Все скрылись за белым пологом, но скоро Бернар вынырнул обратно.
– Они его не нашли, – проинформировал старший патрульный.
– С какого моста бросился… вон тот? – спросил Жан.
– Александра III.
Название, сказанное по-французски, звучало непривычно.
Леонид уже был на этом мосту и даже снял немного через Сумрак. Честно говоря, он был горд, что его стране не просто есть что показать миру на этой выставке – нет, часть ее произведений останется здесь навсегда, когда разберут все остальные павильоны. Как остались дворец Трокадеро и башня Эйфеля. На сумеречных кадрах мост, конечно, выглядел по-другому. Никаких статуй, изваяний голов-маскаронов, пилястров и гирлянд из чугуна. Мост там и вовсе был деревянным: неужели Сумрак способен на тонкую издевку?
Леонид еще в России читал о закладке этого сооружения пять лет назад.
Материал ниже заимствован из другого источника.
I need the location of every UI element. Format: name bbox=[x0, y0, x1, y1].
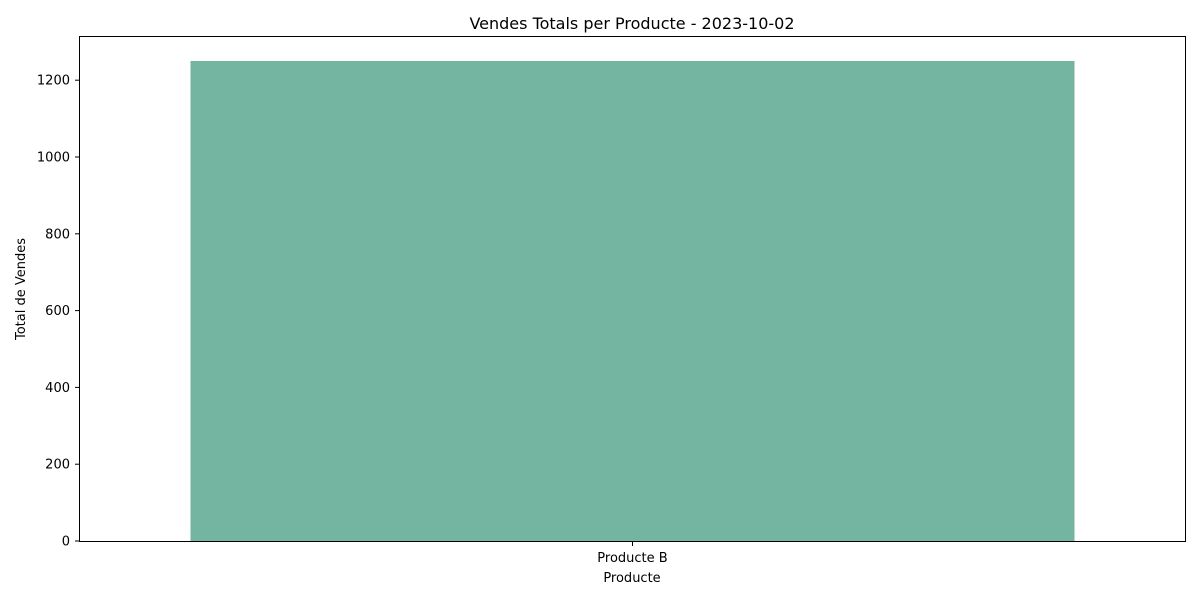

Его, помнится, возмутило описание того, что и лопатка, и молоток, употребляемые при церемонии императором всероссийским, были сделаны из золота известнейшим парижским ювелиром Фализом. При всем уважении к франко-русскому сближению золото, казалось Александрову, можно было потратить на нечто более важное.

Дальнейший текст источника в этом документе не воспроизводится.